The Central Bank of Kenya (CBK) has invited the public for the first time to submit their views on the introduction of a central bank digital currency (CDBC), a virtual version of the Kenyan shilling, as it seeks to keep pace with global financial innovations.
The CBK on Thursday released a lengthy discussion paper that will serve as the basis of what is expected to be a landmark debate — though it maintained that the risks surrounding digital currencies remain at this point.
The paper said the CBDC would be “a sovereign currency in an electronic form and it would appear as a liability on CBK’s balance sheet and an asset to users holding it.”
Kenyans have been given 120 days to submit their views that will form part of considerations to create a CBK-backed digital currency.
CBDC is a national fiat currency in digital form. This means that besides the printed cash, CBK will also issue the electronic equivalent.
CBDC is different from cryptocurrencies such as Bitcoin and Ethereum, meaning the CBK will maintain reserves and deposits to back it up.
“Whilst CBDC offers opportunities to reduce costs associated with digital payments, it also comes with risks particularly related to cybersecurity and unknowns on how it would impact central banks’ core functions of monetary policy, financial stability, and payment systems oversight,” CBK said in the paper.
Experts posit that the use of digital currency will eliminate the cost of printing cash and lower transactions costs. Further, central banks will find it easier to implement monetary policy in real time.
Many central banks have been carefully monitoring the development of CBDC. Africa's largest economy, Nigeria, launched its eNaira digital currency in October, while Ghana is at an advanced stage of launching its e-Cedi.
Studies by the International Monetary Fund (IMF) show that there is reason for governments to consider replacing cash with digital currencies.

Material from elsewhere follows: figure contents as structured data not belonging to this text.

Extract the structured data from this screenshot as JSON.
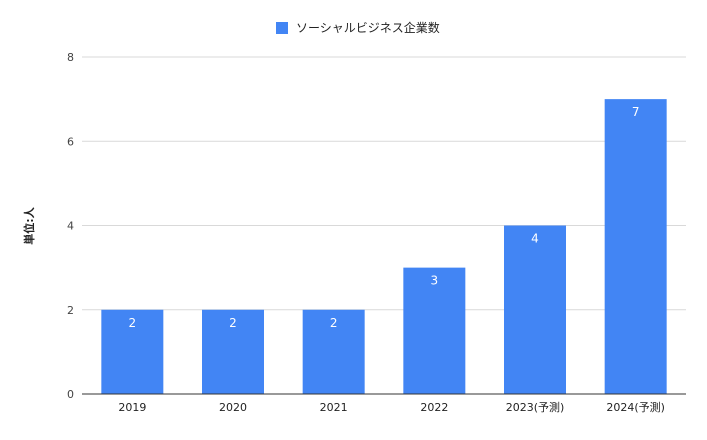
{
  "chart_data": {
    "type": "bar",
    "categories": [
      "2019",
      "2020",
      "2021",
      "2022",
      "2023(予測)",
      "2024(予測)"
    ],
    "series": [
      {
        "name": "ソーシャルビジネス企業数",
        "values": [
          2,
          2,
          2,
          3,
          4,
          7
        ],
        "color": "#4285f4"
      }
    ],
    "title": "",
    "xlabel": "",
    "ylabel": "単位:人",
    "ylim": [
      0,
      8
    ],
    "yticks": [
      0,
      2,
      4,
      6,
      8
    ],
    "grid": true,
    "legend_position": "top-center",
    "data_labels": true
  }
}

Some of the IMF studies mirror many other studies done in Kenya, notably by Financial Sector Deepening (FSD), on the benefits of digital currencies.
“The key elements to be considered by CBK before issuing a CBDC are legal and institutional preconditions. These would include infrastructure, regulatory and supervisory framework, governance and risk management, central bank resources, and central bank legislation,” CBK said.
A recent survey by the Bank for International Settlements on 66 central banks revealed that more than 80 percent are working on CBDCs.
The CBK will now join other countries including the United States, Canada, China, Turkey, and India that are exploring the technology.